U.S. stocks tumbled the most in more than a month, joining a global equity selloff sparked by concern Italy’s political woes will destabilize Europe. Treasuries surged, oil plunged and the yen rallied.
Selling in American equities picked up pace after European shares closed with the worst drop since March. Bank shares paced the rout as the 10-year Treasury yield sank as much as 17 basis points, the most since the U.K. voted to exit the European Union in June 2016.
The dollar climbed as the euro plunged to its lowest since July 2017. Stock volatility soared and investors sought haven assets from the yen to the Swiss franc.
The prospect that Italy might need a fresh election that could be a referendum on the nation’s inclusion in the euro zone rattled global financial markets.
While U.S. assets looked like they’d avoid the worst of the selling, the risk-off tone gripped investors as Europe staggered to an ugly close.
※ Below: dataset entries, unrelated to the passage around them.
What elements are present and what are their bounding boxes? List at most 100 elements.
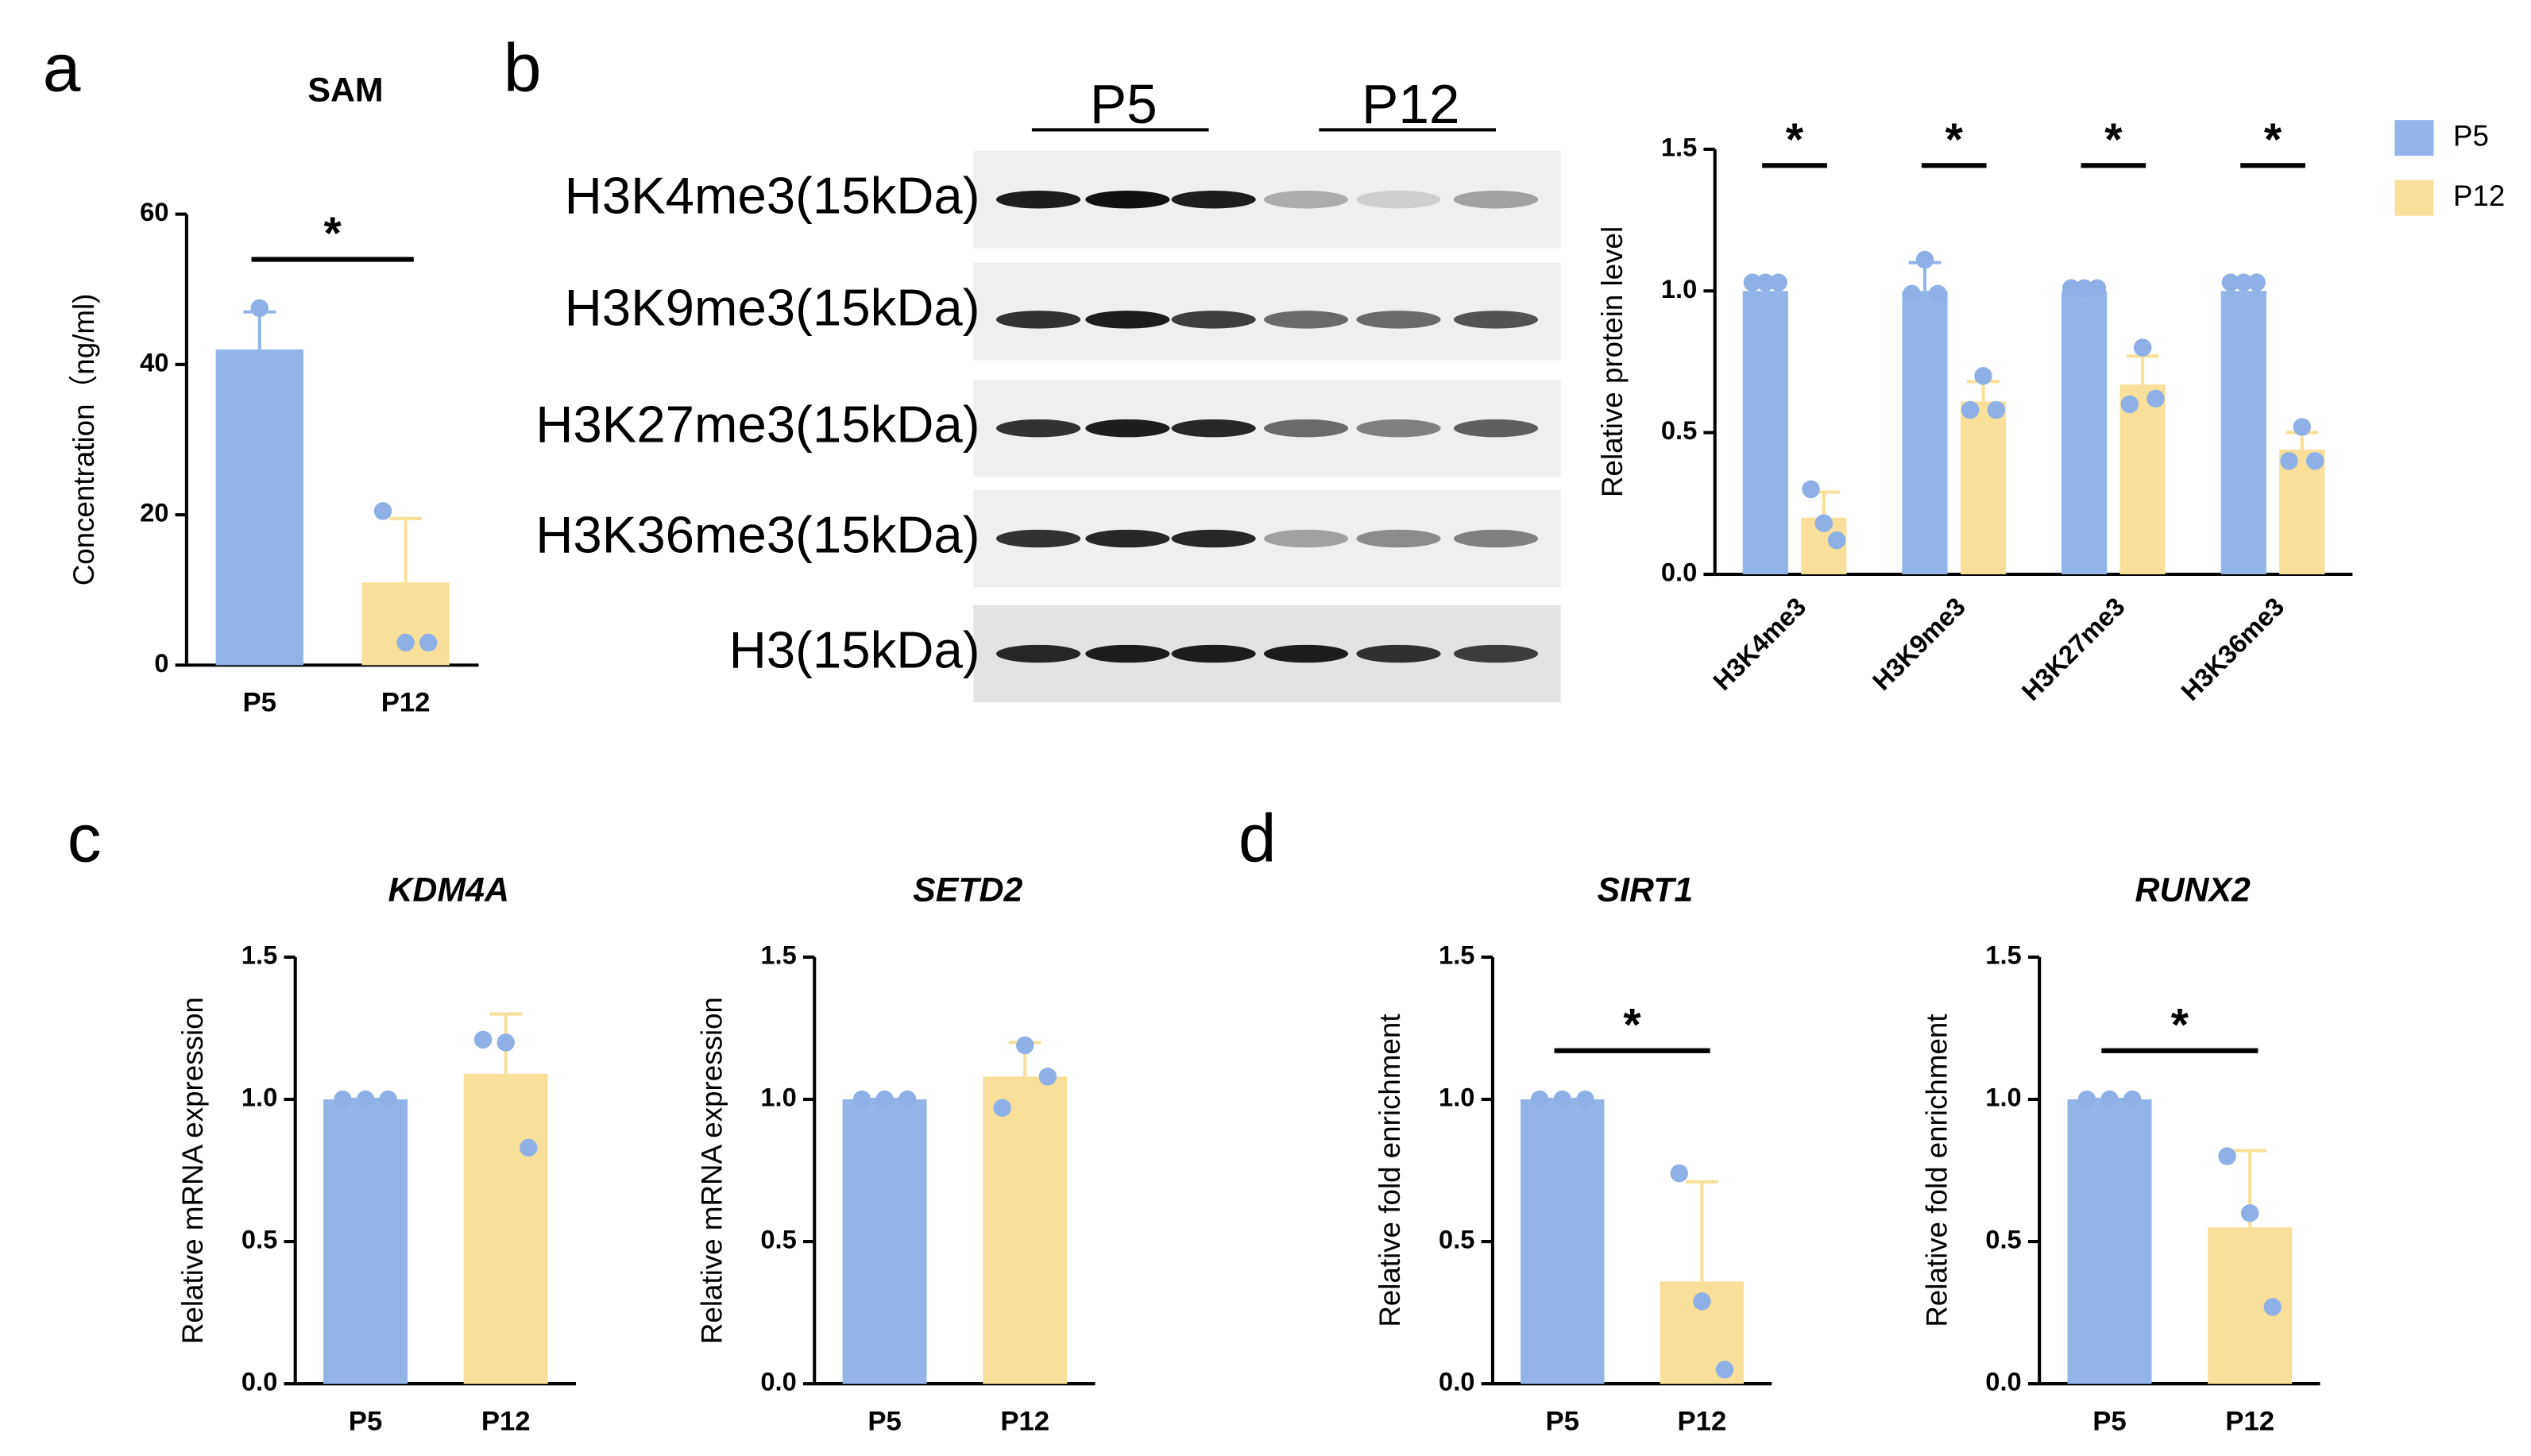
blot-strip [973, 262, 1561, 361]
x-tick-label: P5 [349, 1406, 382, 1436]
y-tick-label: 0.0 [242, 1367, 277, 1396]
x-tick-label: H3K36me3 [2175, 592, 2289, 706]
data-point [2240, 1204, 2259, 1222]
data-point [373, 502, 392, 520]
panel-label: d [1238, 801, 1277, 877]
data-point [2075, 279, 2093, 297]
data-point [1038, 1068, 1057, 1086]
blot-band [1171, 419, 1256, 438]
data-point [1530, 1090, 1549, 1109]
y-tick-label: 0.0 [1985, 1367, 2021, 1396]
data-point [2088, 279, 2107, 297]
blot-band [1085, 311, 1170, 329]
data-point [1756, 273, 1775, 292]
data-point [356, 1090, 375, 1109]
data-point [993, 1099, 1011, 1117]
legend-swatch [2394, 180, 2434, 216]
error-bar [389, 516, 422, 583]
blot-band [1085, 419, 1170, 438]
x-tick-label: P12 [1000, 1406, 1049, 1436]
x-tick-label: P12 [481, 1406, 531, 1436]
blot-band [1356, 419, 1441, 438]
y-tick-label: 40 [140, 347, 168, 377]
y-tick-label: 1.5 [242, 940, 277, 970]
y-tick-label: 1.0 [760, 1083, 796, 1112]
error-bar [2126, 354, 2159, 384]
data-point [419, 633, 438, 652]
bar [1902, 291, 1948, 574]
data-point [2218, 1147, 2236, 1165]
bar [2062, 291, 2108, 574]
chart-title: SAM [307, 71, 383, 110]
y-tick-label: 0.0 [1661, 558, 1697, 587]
y-axis-label: Relative mRNA expression [695, 997, 728, 1344]
data-point [1576, 1090, 1594, 1109]
y-axis-label: Concentration（ng/ml) [68, 294, 100, 586]
data-point [379, 1090, 397, 1109]
blot-band [995, 529, 1081, 548]
data-point [1961, 400, 1980, 419]
blot-band [1356, 644, 1441, 663]
blot-row-label: H3(15kDa) [729, 620, 980, 678]
blot-band [1171, 529, 1256, 548]
y-tick-label: 0 [154, 648, 168, 678]
data-point [898, 1090, 917, 1109]
significance-label: * [324, 208, 342, 259]
y-tick-label: 0.5 [1985, 1225, 2021, 1254]
data-point [1769, 273, 1787, 292]
blot-row-label: H3K36me3(15kDa) [535, 505, 980, 563]
x-tick-label: H3K4me3 [1707, 592, 1811, 696]
legend-swatch [2394, 120, 2434, 156]
y-tick-label: 0.5 [760, 1225, 796, 1254]
bar [2220, 291, 2266, 574]
data-point [875, 1090, 894, 1109]
data-point [2100, 1090, 2119, 1109]
y-tick-label: 0.0 [1439, 1367, 1474, 1396]
chart-title: RUNX2 [2135, 871, 2251, 910]
data-point [1553, 1090, 1571, 1109]
blot-row-label: H3K9me3(15kDa) [565, 278, 980, 336]
data-point [334, 1090, 352, 1109]
data-point [852, 1090, 871, 1109]
significance-label: * [2104, 114, 2123, 165]
data-point [2133, 338, 2152, 357]
y-tick-label: 1.5 [1439, 940, 1474, 970]
blot-band [1453, 644, 1539, 663]
y-axis-label: Relative fold enrichment [1920, 1014, 1953, 1327]
significance-label: * [1623, 999, 1641, 1050]
panel-label: a [43, 30, 81, 106]
data-point [396, 633, 415, 652]
data-point [2293, 418, 2312, 436]
y-tick-label: 1.5 [1661, 133, 1697, 162]
x-tick-label: P12 [1678, 1406, 1727, 1436]
chart-title: SETD2 [913, 871, 1022, 910]
blot-band [1171, 311, 1256, 329]
blot-row-label: H3K4me3(15kDa) [565, 166, 980, 224]
data-point [1903, 284, 1921, 303]
blot-band [995, 311, 1081, 329]
blot-band [1171, 190, 1256, 209]
blot-band [1085, 190, 1170, 209]
chart-title: KDM4A [388, 871, 508, 910]
blot-band [1453, 190, 1539, 209]
bar [361, 582, 450, 666]
x-tick-label: H3K9me3 [1867, 592, 1971, 696]
blot-band [1356, 529, 1441, 548]
blot-band [1085, 529, 1170, 548]
x-tick-label: P12 [381, 688, 431, 718]
data-point [2120, 395, 2139, 414]
legend-label: P5 [2453, 119, 2489, 152]
x-tick-label: P5 [867, 1406, 901, 1436]
y-tick-label: 20 [140, 498, 168, 527]
bar [215, 349, 303, 666]
y-tick-label: 0.0 [760, 1367, 796, 1396]
data-point [2221, 273, 2240, 292]
significance-label: * [1786, 114, 1804, 165]
legend-label: P12 [2453, 180, 2505, 212]
data-point [1929, 284, 1947, 303]
y-tick-label: 1.0 [1439, 1083, 1474, 1112]
data-point [1987, 400, 2006, 419]
blot-band [1263, 419, 1349, 438]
Investors are also keeping an eye on geopolitical issues, with the Trump administration giving conflicting signals on talks with North Korea and plowing ahead with plans for tariffs on Chinese goods.
Italian Political Turmoil and its Impact on Markets
Political turmoil in Italy is rekindling memories of the euro zone’s woes of the past decade, and caution is spilling over into global markets. Pro- and anti-European forces are at loggerheads in Rome, with another election expected as early as September after parties failed to form a government in the wake of a poll in March.
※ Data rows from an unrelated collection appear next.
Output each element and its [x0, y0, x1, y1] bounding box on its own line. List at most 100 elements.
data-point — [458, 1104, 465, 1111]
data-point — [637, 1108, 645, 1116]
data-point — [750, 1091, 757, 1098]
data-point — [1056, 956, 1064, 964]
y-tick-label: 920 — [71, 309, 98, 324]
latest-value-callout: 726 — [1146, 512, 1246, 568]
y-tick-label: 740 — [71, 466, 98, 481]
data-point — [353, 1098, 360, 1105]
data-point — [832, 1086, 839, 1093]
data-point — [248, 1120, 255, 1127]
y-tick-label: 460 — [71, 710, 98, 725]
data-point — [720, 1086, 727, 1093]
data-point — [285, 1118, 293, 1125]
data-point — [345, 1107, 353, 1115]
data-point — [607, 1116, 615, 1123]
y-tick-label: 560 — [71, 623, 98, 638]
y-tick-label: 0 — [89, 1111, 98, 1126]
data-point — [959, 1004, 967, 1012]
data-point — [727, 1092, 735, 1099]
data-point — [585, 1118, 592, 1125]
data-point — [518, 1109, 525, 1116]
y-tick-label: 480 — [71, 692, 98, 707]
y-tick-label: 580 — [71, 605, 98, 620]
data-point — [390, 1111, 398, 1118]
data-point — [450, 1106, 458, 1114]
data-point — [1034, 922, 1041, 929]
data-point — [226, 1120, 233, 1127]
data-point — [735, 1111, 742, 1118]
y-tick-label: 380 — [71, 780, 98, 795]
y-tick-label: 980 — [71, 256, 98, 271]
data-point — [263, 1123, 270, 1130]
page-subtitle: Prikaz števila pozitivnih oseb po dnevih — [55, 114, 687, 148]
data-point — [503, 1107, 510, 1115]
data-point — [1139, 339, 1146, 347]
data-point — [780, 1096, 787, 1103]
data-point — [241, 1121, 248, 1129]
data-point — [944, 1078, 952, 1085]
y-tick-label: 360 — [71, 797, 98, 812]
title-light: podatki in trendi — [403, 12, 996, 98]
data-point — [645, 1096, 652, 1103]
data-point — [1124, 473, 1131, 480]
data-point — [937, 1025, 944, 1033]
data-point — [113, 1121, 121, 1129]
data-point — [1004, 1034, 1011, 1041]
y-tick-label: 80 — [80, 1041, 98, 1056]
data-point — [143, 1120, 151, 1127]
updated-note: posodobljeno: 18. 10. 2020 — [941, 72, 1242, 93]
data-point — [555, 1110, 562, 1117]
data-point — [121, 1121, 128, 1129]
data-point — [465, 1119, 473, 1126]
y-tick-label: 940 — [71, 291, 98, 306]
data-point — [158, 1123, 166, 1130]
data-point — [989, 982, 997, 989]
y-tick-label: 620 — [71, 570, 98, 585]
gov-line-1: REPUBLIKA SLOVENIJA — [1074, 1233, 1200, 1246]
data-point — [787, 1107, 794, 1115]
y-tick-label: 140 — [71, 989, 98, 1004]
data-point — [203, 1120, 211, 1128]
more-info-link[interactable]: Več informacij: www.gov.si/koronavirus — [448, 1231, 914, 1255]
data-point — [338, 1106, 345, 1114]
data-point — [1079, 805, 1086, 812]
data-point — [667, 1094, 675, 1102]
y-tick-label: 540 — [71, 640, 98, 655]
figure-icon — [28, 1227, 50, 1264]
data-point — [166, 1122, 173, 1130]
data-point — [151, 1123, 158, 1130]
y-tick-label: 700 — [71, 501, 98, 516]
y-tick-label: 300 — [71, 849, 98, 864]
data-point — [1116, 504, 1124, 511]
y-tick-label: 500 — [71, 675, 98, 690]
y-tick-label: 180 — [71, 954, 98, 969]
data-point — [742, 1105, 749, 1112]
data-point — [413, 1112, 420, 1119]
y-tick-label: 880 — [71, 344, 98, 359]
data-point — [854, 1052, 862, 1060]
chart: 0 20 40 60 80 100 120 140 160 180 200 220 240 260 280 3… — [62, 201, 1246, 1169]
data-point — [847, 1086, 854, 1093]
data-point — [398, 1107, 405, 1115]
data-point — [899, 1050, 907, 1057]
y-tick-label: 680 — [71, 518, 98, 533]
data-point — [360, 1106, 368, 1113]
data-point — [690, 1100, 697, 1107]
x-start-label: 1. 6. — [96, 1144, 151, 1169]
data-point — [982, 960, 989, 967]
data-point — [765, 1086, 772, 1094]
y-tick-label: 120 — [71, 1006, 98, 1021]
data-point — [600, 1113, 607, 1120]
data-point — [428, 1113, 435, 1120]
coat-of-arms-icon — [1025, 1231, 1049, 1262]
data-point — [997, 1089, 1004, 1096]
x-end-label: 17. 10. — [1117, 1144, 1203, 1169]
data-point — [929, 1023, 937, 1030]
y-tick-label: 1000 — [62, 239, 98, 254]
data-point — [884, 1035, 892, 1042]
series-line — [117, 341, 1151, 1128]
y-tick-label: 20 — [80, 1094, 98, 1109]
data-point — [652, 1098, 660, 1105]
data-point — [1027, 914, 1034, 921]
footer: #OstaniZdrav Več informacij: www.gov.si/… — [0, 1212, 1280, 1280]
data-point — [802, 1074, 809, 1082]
“The political situation in Italy is troublesome and then you get broader concerns about the strength of the euro market in general and that in turn has some people thinking maybe the Fed here in the U.S. slows down on raising rates,” Peter Jankovskis, co-chief investment officer at Oakbrook Investments, said by phone. “That’s been a big pillar for the financials overall, that rates will continue to rise and their margins will continue to improve because of that.”